Prova ne sarà il megaevento previsto per oggi all’Autodromo di Monza. Al prezzo calmierato (per usare un aggettivo in voga di questi tempi) di 15 euro, l’ex leader dei Mano Negra porterà in Brianza la sua carica di energia, e la sua musica che flirta costantemente con il punk, col folk, col reggae, con la musica africana e del latinoamerica. In una parola, sua, la patchanka. E con la musica, c’è da scommetterci, la festa, perché i concerti di Manu Chao sono sempre una specie di enorme party collettivo a cielo aperto, e la riflessione.

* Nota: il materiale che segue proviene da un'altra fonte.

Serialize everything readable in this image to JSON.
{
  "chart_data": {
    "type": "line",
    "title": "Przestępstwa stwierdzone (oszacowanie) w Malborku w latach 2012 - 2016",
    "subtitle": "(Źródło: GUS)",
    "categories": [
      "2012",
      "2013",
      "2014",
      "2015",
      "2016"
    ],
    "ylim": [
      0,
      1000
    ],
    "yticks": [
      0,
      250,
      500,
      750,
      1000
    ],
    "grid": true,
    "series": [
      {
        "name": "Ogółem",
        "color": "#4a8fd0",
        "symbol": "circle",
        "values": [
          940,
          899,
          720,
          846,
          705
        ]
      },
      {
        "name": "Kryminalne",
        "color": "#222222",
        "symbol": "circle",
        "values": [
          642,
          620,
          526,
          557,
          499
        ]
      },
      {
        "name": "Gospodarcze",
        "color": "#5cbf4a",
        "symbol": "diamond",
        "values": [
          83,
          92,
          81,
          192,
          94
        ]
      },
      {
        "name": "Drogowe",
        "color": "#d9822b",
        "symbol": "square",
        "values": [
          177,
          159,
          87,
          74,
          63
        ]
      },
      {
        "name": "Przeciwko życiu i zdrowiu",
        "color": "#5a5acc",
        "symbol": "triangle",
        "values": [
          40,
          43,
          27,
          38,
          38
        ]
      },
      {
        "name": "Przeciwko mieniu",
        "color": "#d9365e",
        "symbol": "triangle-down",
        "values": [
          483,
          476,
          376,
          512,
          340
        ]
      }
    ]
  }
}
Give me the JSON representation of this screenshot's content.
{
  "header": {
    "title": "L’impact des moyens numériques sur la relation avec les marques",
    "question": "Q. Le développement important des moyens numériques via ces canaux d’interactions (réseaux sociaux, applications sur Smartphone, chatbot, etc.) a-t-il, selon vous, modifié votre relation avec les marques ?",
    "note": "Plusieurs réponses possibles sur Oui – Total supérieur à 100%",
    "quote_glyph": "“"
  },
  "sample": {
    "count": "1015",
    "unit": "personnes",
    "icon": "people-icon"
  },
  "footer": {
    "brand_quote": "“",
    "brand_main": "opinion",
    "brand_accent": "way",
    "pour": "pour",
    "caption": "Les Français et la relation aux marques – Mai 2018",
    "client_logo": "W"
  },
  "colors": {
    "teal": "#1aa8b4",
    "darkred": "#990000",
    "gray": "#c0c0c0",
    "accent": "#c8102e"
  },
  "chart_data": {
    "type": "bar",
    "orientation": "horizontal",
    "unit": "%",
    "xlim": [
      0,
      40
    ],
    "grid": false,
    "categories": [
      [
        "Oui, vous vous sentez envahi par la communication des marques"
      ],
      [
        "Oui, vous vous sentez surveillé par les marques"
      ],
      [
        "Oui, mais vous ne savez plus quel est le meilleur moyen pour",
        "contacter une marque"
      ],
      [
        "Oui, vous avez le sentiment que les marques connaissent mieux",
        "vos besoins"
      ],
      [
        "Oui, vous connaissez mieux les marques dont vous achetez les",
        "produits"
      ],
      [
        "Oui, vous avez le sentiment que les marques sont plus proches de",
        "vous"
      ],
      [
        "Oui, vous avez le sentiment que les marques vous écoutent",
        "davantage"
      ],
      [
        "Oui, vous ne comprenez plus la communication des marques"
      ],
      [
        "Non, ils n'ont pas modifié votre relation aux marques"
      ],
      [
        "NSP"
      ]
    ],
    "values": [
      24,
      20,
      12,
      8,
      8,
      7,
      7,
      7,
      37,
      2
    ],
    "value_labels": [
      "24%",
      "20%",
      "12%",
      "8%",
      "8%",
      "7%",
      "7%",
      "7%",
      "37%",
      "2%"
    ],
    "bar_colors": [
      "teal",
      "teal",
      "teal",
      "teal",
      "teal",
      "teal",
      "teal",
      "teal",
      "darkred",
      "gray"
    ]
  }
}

Chi, proprio nei giorni di Genova, ha assistito al suo concerto di Piazza Duomo, a Milano, ricorderà un evento epocale, con oltre centomila persone accorse da un po’ tutta Italia, lì pronte a ballare e cantare all’unisono, come tanti mariachi stonati. Il fatto che oggi torni in Lombardia, a poche decine da chilometri da dove si tiene l’Expo, la cui tematica è proprio quella dell’alimentazione nel nostro pianeta, regala al tutto una sfumatura ironica, di deja vu. Come se Manu Chao non potesse proprio, anche volendo, tenersi a distanza da dove sono soliti i transitari i grandi del mondo, per dare voce a tutte quelle moltitudini, la maggior parte delle persone, che voce non ce l’hanno e non riescono mai a farsi sentire. Tutti all’Autodromo di Monza, quindi, che la festa cominci.